The timing is urgent. Every winter, farmers across northern India burn an estimated 130 million metric tonnes of agricultural residue to clear fields ahead of the next crop cycle. The fires contribute to some of the worst air pollution in the world. New Delhi has the worst air quality of any global capital, and India accounts for 17 of the 30 most polluted cities globally. PBtL would turn that same residue into jet fuel feedstock — and pay farmers for it.
What PBtL Does
The process works by gasifying agricultural residues such as rice straw and wheat straw, then combining the resulting gas with green hydrogen produced using solar power. The mixture goes through a chemical process called Fischer-Tropsch synthesis to produce liquid fuels, including jet fuel that works in existing aircraft without modification.
Unlike ethanol-based aviation fuel, PBtL does not compete with food crops or require additional agricultural land. It uses residue that would otherwise be burned.
“India already has the building blocks,” said José Luis Domínguez Bennett, a researcher at the India Energy and Climate Center. “The country has low-cost solar, an emerging green hydrogen industry, large volumes of agricultural residue, and companies that are already collecting and moving that residue at commercial scale. PBtL brings these strengths together into a clean fuel pathway that fits India unusually well.”
The report estimates that India could produce PBtL-derived SAF at $1.41 per litre by 2030 — below the global SAF benchmark range of $1.60 to $2.40 per litre and far below the $7.20 per litre price of synthetic aviation fuel in Europe.
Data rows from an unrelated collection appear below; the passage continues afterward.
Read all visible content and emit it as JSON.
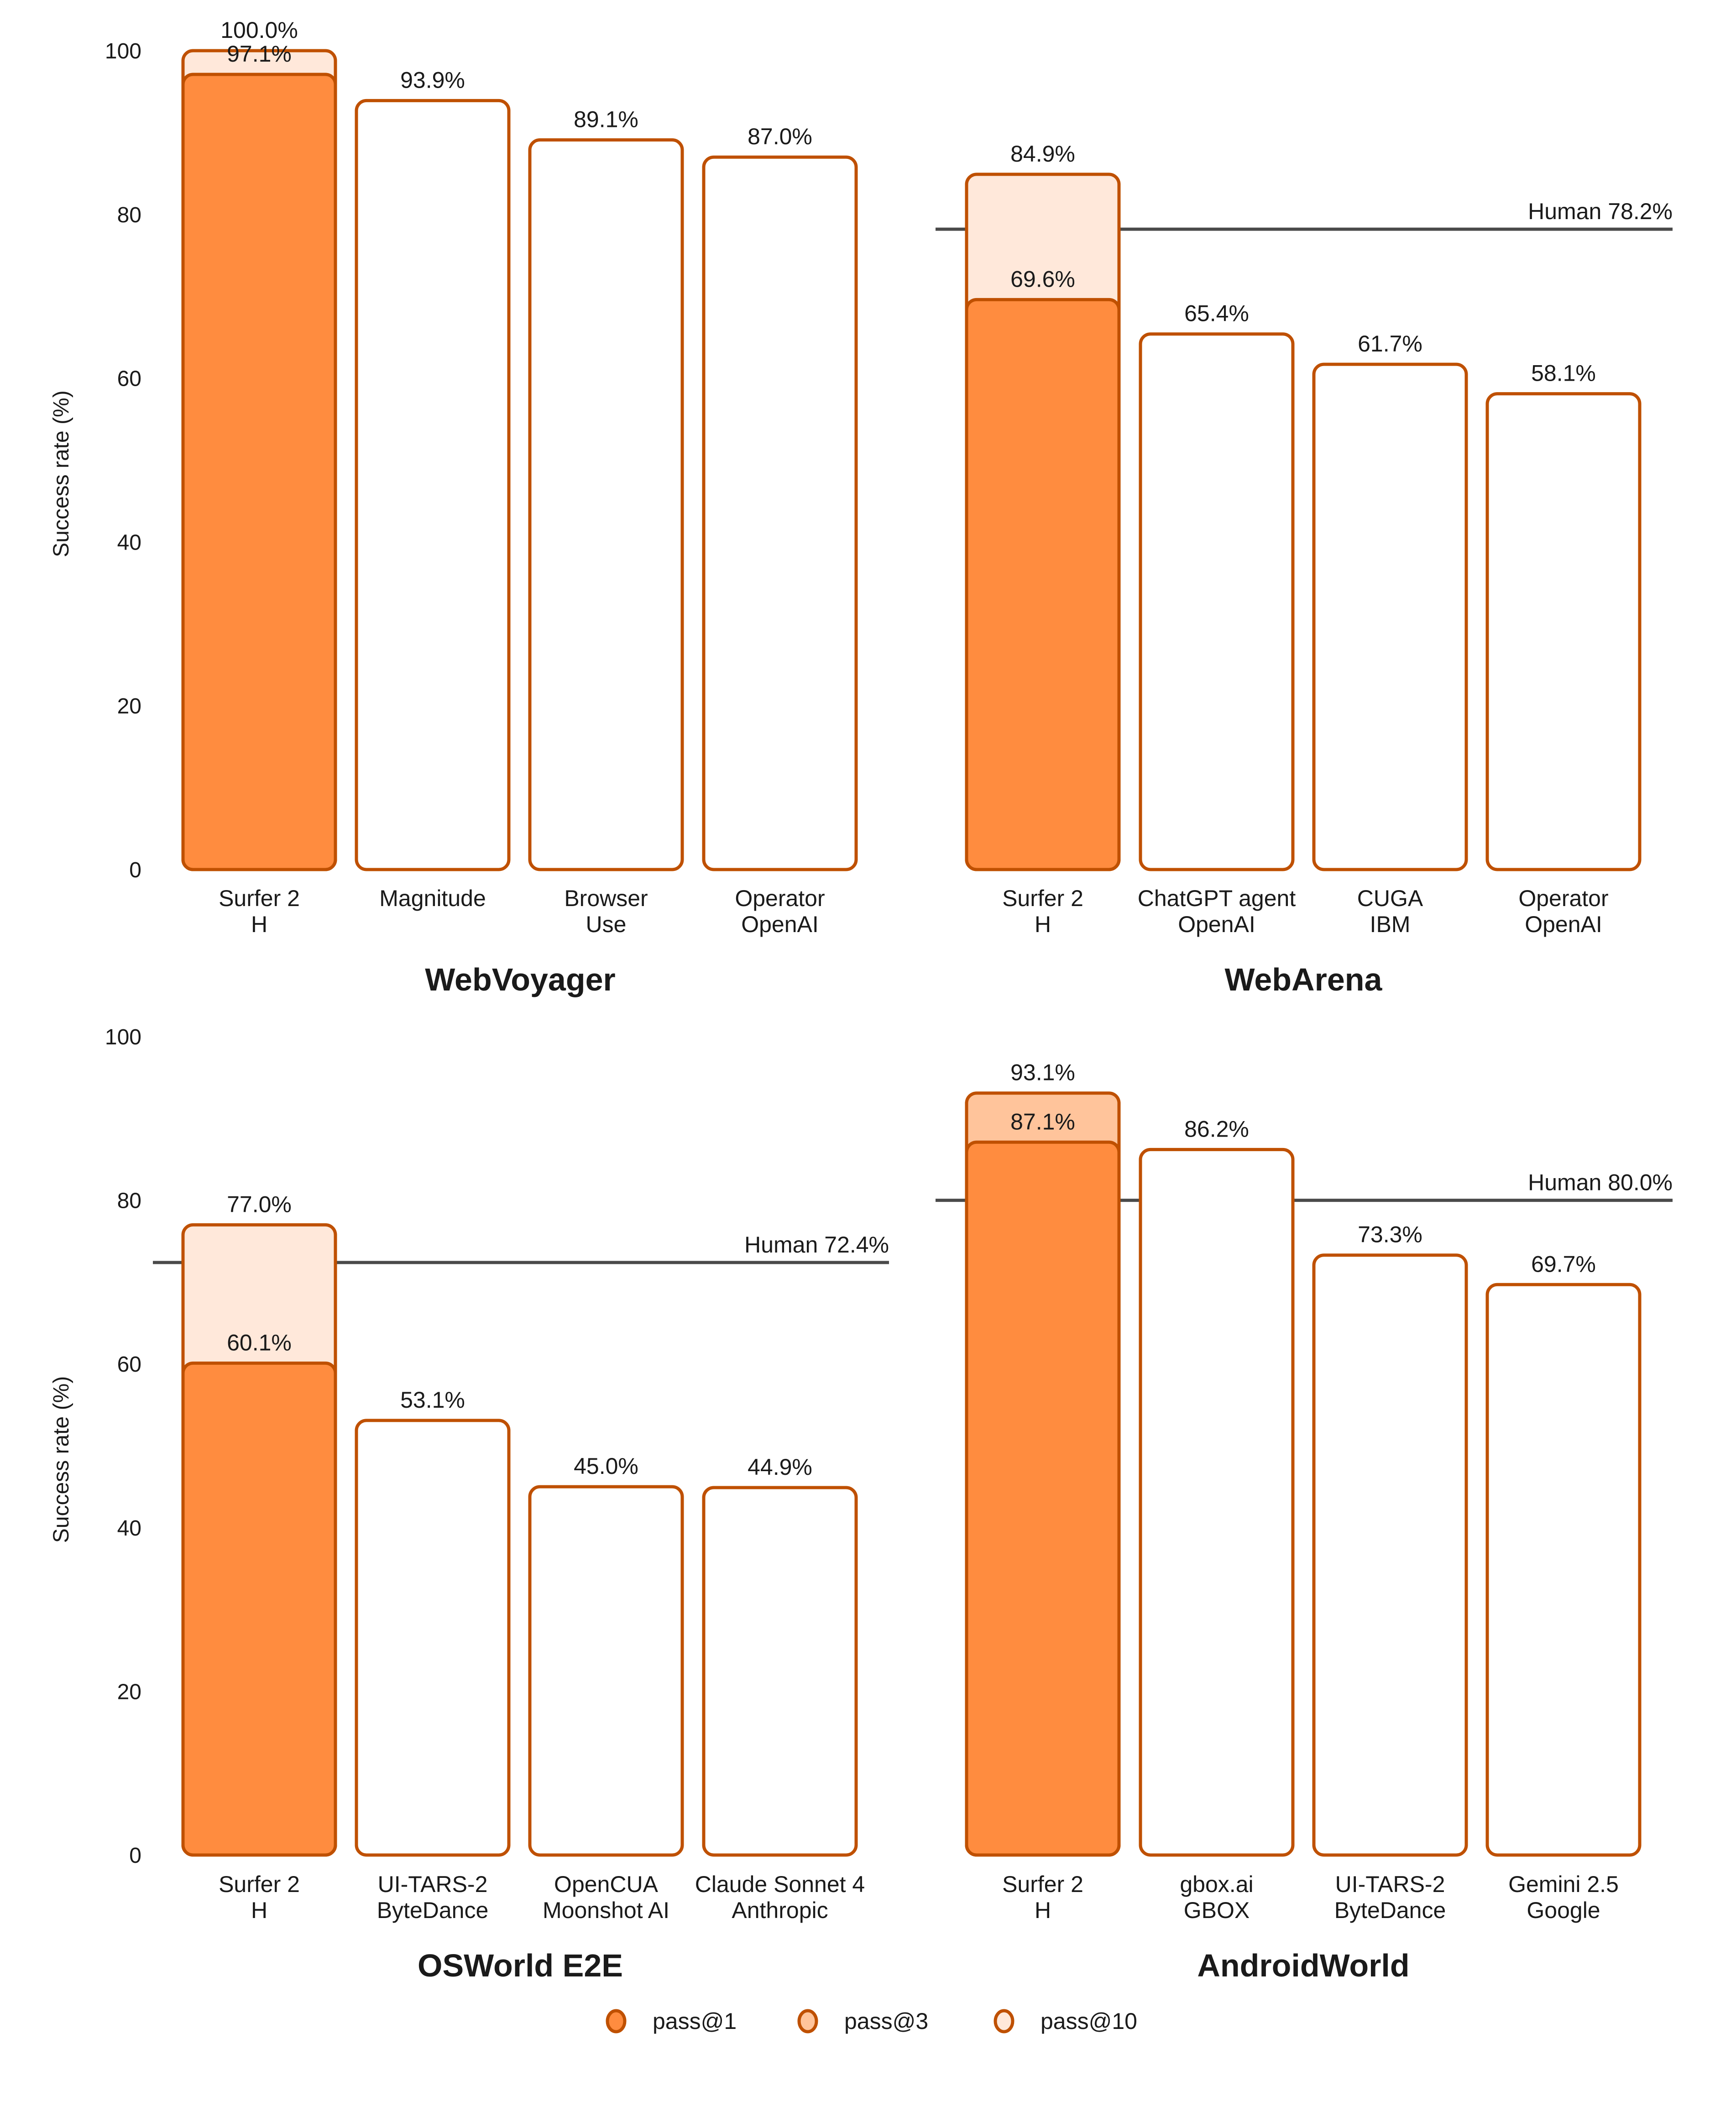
{
  "colors": {
    "pass1": "#FF8C3F",
    "pass3": "#FFC49B",
    "pass10": "#FFE8DA",
    "stroke": "#BF5000",
    "baseline_fill": "#FFFFFF",
    "human_line": "#4a4a4a"
  },
  "legend": {
    "items": [
      {
        "label": "pass@1",
        "key": "pass1"
      },
      {
        "label": "pass@3",
        "key": "pass3"
      },
      {
        "label": "pass@10",
        "key": "pass10"
      }
    ]
  },
  "chart_data": [
    {
      "type": "bar",
      "title": "WebVoyager",
      "ylabel": "Success rate (%)",
      "ylim": [
        0,
        100
      ],
      "yticks": [
        0,
        20,
        40,
        60,
        80,
        100
      ],
      "grid": false,
      "categories": [
        {
          "line1": "Surfer 2",
          "line2": "H"
        },
        {
          "line1": "Magnitude",
          "line2": ""
        },
        {
          "line1": "Browser",
          "line2": "Use"
        },
        {
          "line1": "Operator",
          "line2": "OpenAI"
        }
      ],
      "bars": [
        {
          "segments": [
            {
              "value": 97.1,
              "kind": "pass1",
              "label": "97.1%"
            },
            {
              "value": 100.0,
              "kind": "pass10",
              "label": "100.0%"
            }
          ]
        },
        {
          "segments": [
            {
              "value": 93.9,
              "kind": "baseline",
              "label": "93.9%"
            }
          ]
        },
        {
          "segments": [
            {
              "value": 89.1,
              "kind": "baseline",
              "label": "89.1%"
            }
          ]
        },
        {
          "segments": [
            {
              "value": 87.0,
              "kind": "baseline",
              "label": "87.0%"
            }
          ]
        }
      ],
      "human": null
    },
    {
      "type": "bar",
      "title": "WebArena",
      "ylabel": "",
      "ylim": [
        0,
        100
      ],
      "yticks": [],
      "grid": false,
      "categories": [
        {
          "line1": "Surfer 2",
          "line2": "H"
        },
        {
          "line1": "ChatGPT agent",
          "line2": "OpenAI"
        },
        {
          "line1": "CUGA",
          "line2": "IBM"
        },
        {
          "line1": "Operator",
          "line2": "OpenAI"
        }
      ],
      "bars": [
        {
          "segments": [
            {
              "value": 69.6,
              "kind": "pass1",
              "label": "69.6%"
            },
            {
              "value": 84.9,
              "kind": "pass10",
              "label": "84.9%"
            }
          ]
        },
        {
          "segments": [
            {
              "value": 65.4,
              "kind": "baseline",
              "label": "65.4%"
            }
          ]
        },
        {
          "segments": [
            {
              "value": 61.7,
              "kind": "baseline",
              "label": "61.7%"
            }
          ]
        },
        {
          "segments": [
            {
              "value": 58.1,
              "kind": "baseline",
              "label": "58.1%"
            }
          ]
        }
      ],
      "human": {
        "value": 78.2,
        "label": "Human 78.2%"
      }
    },
    {
      "type": "bar",
      "title": "OSWorld E2E",
      "ylabel": "Success rate (%)",
      "ylim": [
        0,
        100
      ],
      "yticks": [
        0,
        20,
        40,
        60,
        80,
        100
      ],
      "grid": false,
      "categories": [
        {
          "line1": "Surfer 2",
          "line2": "H"
        },
        {
          "line1": "UI-TARS-2",
          "line2": "ByteDance"
        },
        {
          "line1": "OpenCUA",
          "line2": "Moonshot AI"
        },
        {
          "line1": "Claude Sonnet 4",
          "line2": "Anthropic"
        }
      ],
      "bars": [
        {
          "segments": [
            {
              "value": 60.1,
              "kind": "pass1",
              "label": "60.1%"
            },
            {
              "value": 77.0,
              "kind": "pass10",
              "label": "77.0%"
            }
          ]
        },
        {
          "segments": [
            {
              "value": 53.1,
              "kind": "baseline",
              "label": "53.1%"
            }
          ]
        },
        {
          "segments": [
            {
              "value": 45.0,
              "kind": "baseline",
              "label": "45.0%"
            }
          ]
        },
        {
          "segments": [
            {
              "value": 44.9,
              "kind": "baseline",
              "label": "44.9%"
            }
          ]
        }
      ],
      "human": {
        "value": 72.4,
        "label": "Human 72.4%"
      }
    },
    {
      "type": "bar",
      "title": "AndroidWorld",
      "ylabel": "",
      "ylim": [
        0,
        100
      ],
      "yticks": [],
      "grid": false,
      "categories": [
        {
          "line1": "Surfer 2",
          "line2": "H"
        },
        {
          "line1": "gbox.ai",
          "line2": "GBOX"
        },
        {
          "line1": "UI-TARS-2",
          "line2": "ByteDance"
        },
        {
          "line1": "Gemini 2.5",
          "line2": "Google"
        }
      ],
      "bars": [
        {
          "segments": [
            {
              "value": 87.1,
              "kind": "pass1",
              "label": "87.1%"
            },
            {
              "value": 93.1,
              "kind": "pass3",
              "label": "93.1%"
            }
          ]
        },
        {
          "segments": [
            {
              "value": 86.2,
              "kind": "baseline",
              "label": "86.2%"
            }
          ]
        },
        {
          "segments": [
            {
              "value": 73.3,
              "kind": "baseline",
              "label": "73.3%"
            }
          ]
        },
        {
          "segments": [
            {
              "value": 69.7,
              "kind": "baseline",
              "label": "69.7%"
            }
          ]
        }
      ],
      "human": {
        "value": 80.0,
        "label": "Human 80.0%"
      }
    }
  ]
}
India’s cost advantage rests on two foundations. Its solar electricity prices have fallen to $0.025 to $0.030 per kilowatt-hour, among the lowest in the world. Recent green hydrogen auctions have revealed prices as low as Rs 279 per kilogram, approaching the report’s 2030 target of $3 per kilogram.
“India does not need to choose between clean air, energy security and industrial growth,” said Amol Phadke, faculty director of the India Energy and Climate Center at UC Berkeley. “Our analysis shows that India can produce sustainable aviation fuel at costs up to 40 per cent lower than global benchmarks by combining crop residue with low-cost green hydrogen.”
The Export Opportunity
Global demand for SAF is rising fast. Airlines in Europe, the United Kingdom, and the Asia-Pacific region face mandatory blending requirements, but supply falls far short of what is needed. The International Air Transport Association projects that SAF must cover 65 per cent of aviation’s total emissions reductions, requiring more than 360 million metric tonnes annually by 2050. Current production stands at around 2.4 million metric tonnes.
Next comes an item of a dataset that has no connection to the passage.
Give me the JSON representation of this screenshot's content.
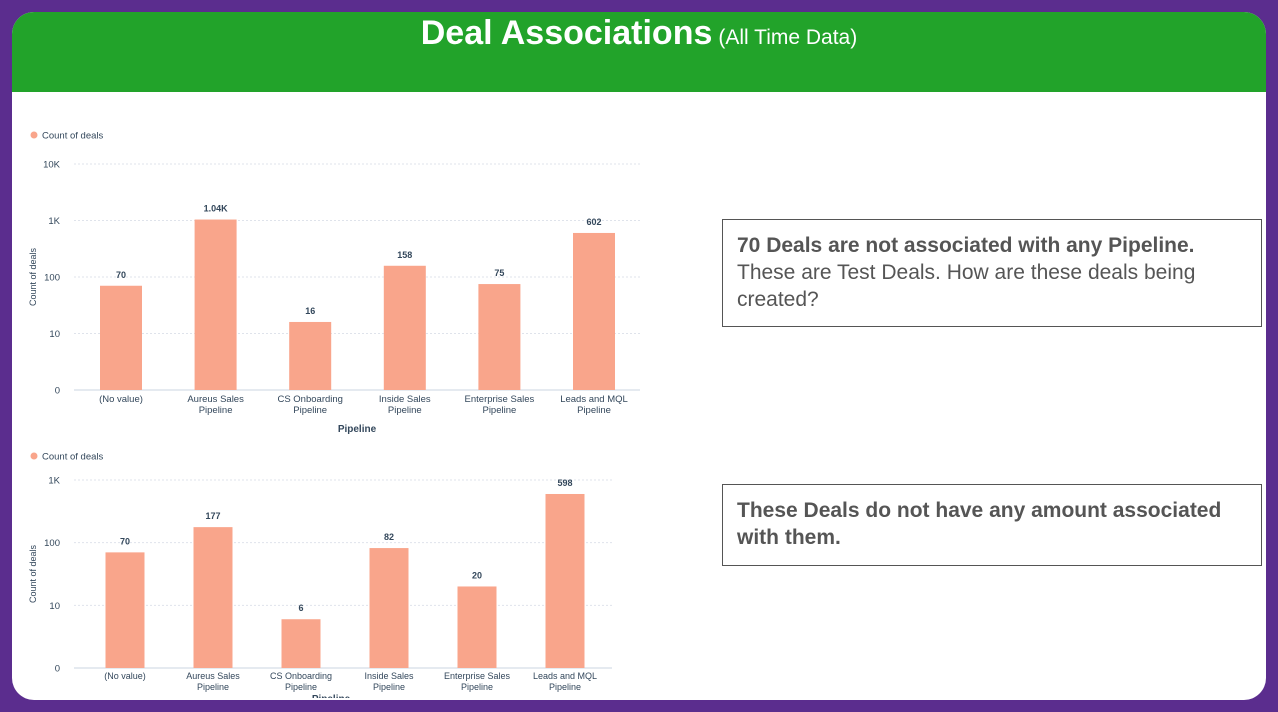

The report estimates that supplying one quarter of the global SAF market could earn India $9 billion in annual export revenue by 2030, rising to $30 billion by 2040. This would require only about 4 per cent of India’s surplus crop residue by 2030.
India imports nearly 90 per cent of its crude oil. Aviation turbine fuel makes up a significant and growing share of that import bill. The closure of the Strait of Hormuz earlier in 2026, triggered by regional conflict, pushed jet fuel costs to between 55 and 60 per cent of airline operating costs at its peak — a direct demonstration of how exposed India’s aviation sector is to global oil shocks.
Where to Start
The report identifies the areas around Delhi, Pune, and Mumbai airports as the most promising locations for early PBtL projects, where agricultural residue supply, solar resources, and airport logistics align. Maharashtra, Haryana, Rajasthan, and Uttar Pradesh are flagged as strong candidates for first demonstration plants.
The report calls on public sector oil companies — Indian Oil Corporation, Bharat Petroleum, and Hindustan Petroleum — to serve as anchor developers for early projects, and recommends concessional financing, viability gap support for green hydrogen, and alignment of India’s SAF sustainability standards with European and UK requirements.
“Mandated aviation fuel markets are looking for scalable, low-carbon supply, and India has a chance to serve that demand,” said Dan Esposito of Energy Innovation. “If India can de-risk the first commercial PBtL projects, it can turn air pollution and waste management challenges into a durable export industry.”
The crop fires that choke Delhi every November and the jet fuel bills that nearly grounded Indian airlines this spring are the same problem. PBtL is, at least on paper, a way to solve both at once.